Сосуд

Глава 1

Сергей Воронин ненавидел, когда его называли профессором. Звание было настоящим- доктор философии, три монографии, два десятка статей в солидных журналах, лекции, после которых в аудиториях МГУ и даже в Оксфорде ещё долго стояла тишина. Но само слово казалось ему казённым, словно кто-то пытался упаковать живого человека в сухой ящик с инвентарным номером. Он предпочитал думать, что остаётся живым, хотя к сорока двум годам уже сам не был до конца уверен, что это значит.

Всю взрослую жизнь он воевал с одной большой иллюзией. Не с людьми- с идеей, что над человеком есть что-то, что придаёт вес его поступкам, страданиям и даже смерти. "Смысл не падает с неба,- говорил он студентам, постукивая пальцем по краю кафедры, будто вбивал гвоздь.- Его выковываете вы сами. Своими руками. Своим выбором. Или не выковываете. И тогда остаётесь с тем, что есть- с голой биологией и холодом". Студенты слушали жадно, некоторые потом подходили и признавались, что после его лекций им становилось одновременно легче и страшнее. Коллеги уважали или тихо злились: он не оставлял лазеек, ни одной, даже себе.

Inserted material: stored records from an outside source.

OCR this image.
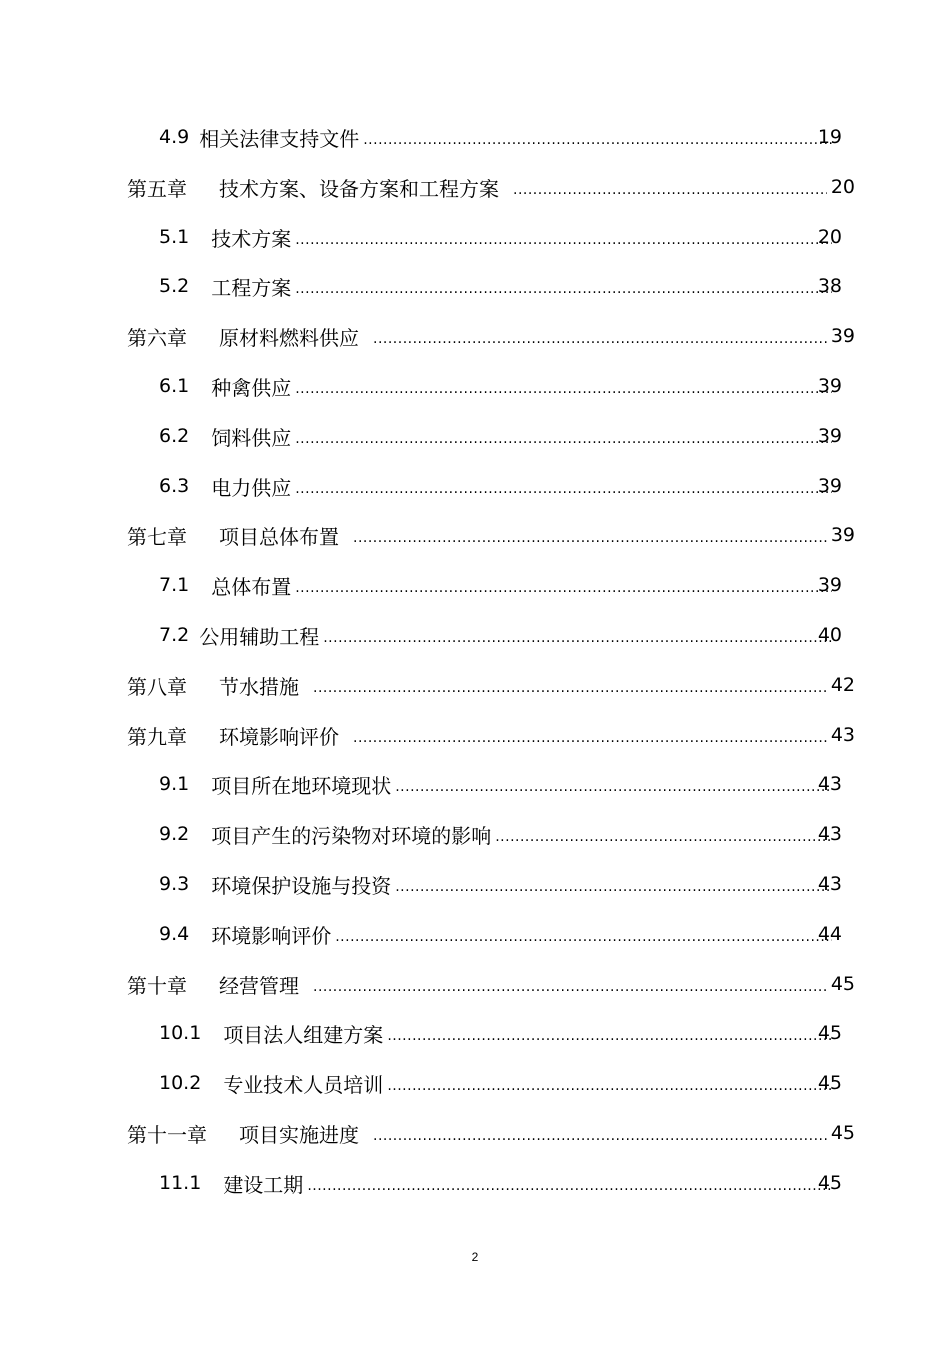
4.9 相关法律支持文件 .....	19
第五章 技术方案、设备方案和工程方案 .....	20
5.1 技术方案 .....	20
5.2 工程方案 .....	38
第六章 原材料燃料供应 .....	39
6.1 种禽供应 .....	39
6.2 饲料供应 .....	39
6.3 电力供应 .....	39
第七章 项目总体布置 .....	39
7.1 总体布置 .....	39
7.2 公用辅助工程 .....	40
第八章 节水措施 .....	42
第九章 环境影响评价 .....	43
9.1 项目所在地环境现状 .....	43
9.2 项目产生的污染物对环境的影响 .....	43
9.3 环境保护设施与投资 .....	43
9.4 环境影响评价 .....	44
第十章 经营管理 .....	45
10.1 项目法人组建方案 .....	45
10.2 专业技术人员培训 .....	45
第十一章 项目实施进度 .....	45
11.1 建设工期 .....	45
2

Когда умирала мать, он сидел у её кровати почти три недели- рак четвёртой стадии. Он держал её руку- сухую, горячую- и повторял про себя: это биология, энтропия, отказ систем, ничего больше. Никакого перехода, никакого "там". Но однажды ночью, когда она уже не узнавала его и только тихо стонала, он всё-таки заплакал. Коротко, зло, почти стыдясь собственного срыва. Потом вытер лицо рукавом и больше не позволял себе этого, словно слёзы были предательством всего, чему он учил других.

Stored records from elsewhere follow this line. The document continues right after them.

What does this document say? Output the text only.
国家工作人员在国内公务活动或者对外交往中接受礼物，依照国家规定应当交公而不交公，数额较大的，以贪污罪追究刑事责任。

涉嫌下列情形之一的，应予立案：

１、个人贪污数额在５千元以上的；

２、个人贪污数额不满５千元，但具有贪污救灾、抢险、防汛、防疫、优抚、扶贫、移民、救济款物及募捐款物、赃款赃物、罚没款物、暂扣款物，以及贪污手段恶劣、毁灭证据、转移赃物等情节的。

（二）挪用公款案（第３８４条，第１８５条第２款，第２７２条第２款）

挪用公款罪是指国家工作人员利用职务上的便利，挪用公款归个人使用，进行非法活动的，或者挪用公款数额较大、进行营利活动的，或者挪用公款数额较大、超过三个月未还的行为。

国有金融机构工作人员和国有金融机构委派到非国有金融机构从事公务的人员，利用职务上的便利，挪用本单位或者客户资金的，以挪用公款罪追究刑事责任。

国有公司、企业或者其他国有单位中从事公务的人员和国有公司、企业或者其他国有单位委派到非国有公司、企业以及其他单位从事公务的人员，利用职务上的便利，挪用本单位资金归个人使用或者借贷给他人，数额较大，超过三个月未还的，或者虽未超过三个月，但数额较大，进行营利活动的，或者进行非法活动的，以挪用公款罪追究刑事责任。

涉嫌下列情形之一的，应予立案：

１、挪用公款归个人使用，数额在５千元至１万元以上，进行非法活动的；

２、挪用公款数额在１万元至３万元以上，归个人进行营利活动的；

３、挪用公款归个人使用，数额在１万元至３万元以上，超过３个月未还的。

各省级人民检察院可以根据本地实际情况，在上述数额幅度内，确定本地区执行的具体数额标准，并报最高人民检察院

Жена ушла через два года после защиты диссертации. Сказала прямо, стоя у двери с уже собранной сумкой: "Ты не живёшь, Серёжа. Ты всё время что-то доказываешь. Даже когда молчишь". Он тогда только пожал плечами и ответил: "А в чём разница?". Но ещё полгода иногда ловил себя на том, что наливает второй бокал вина и смотрит в одну точку на стене дольше, чем нужно. Дочь родилась позже- от короткой, почти случайной связи на конференции в Берлине. Он платил алименты исправно, приезжал к дочери раз в несколько месяцев, рассказывал про звёзды, про эволюцию, про то, как из хаоса когда-то возник порядок. Она смеялась и называла его "папа-философ". Ему казалось что этого достаточно. Смысл ведь не в том, чтобы быть рядом каждый день, смысл в том, чтобы оставить после себя мысль, которая переживёт тело.

А потом была авария.

Обычный февральский вечер. Он возвращался с лекции "Смерть Бога и проблема одиночества в эпоху искусственного интеллекта". Снег валил так густо, что дворники не справлялись, а фары встречных машин превращались в размытые пятна. На дороге грузовик вылетел на встречную полосу, Сергей даже не успел нажать на тормоз. Последнее, что он помнил,- белая, ослепительная вспышка и странное, почти спокойное чувство: "Ну вот и всё. Конец доказательства".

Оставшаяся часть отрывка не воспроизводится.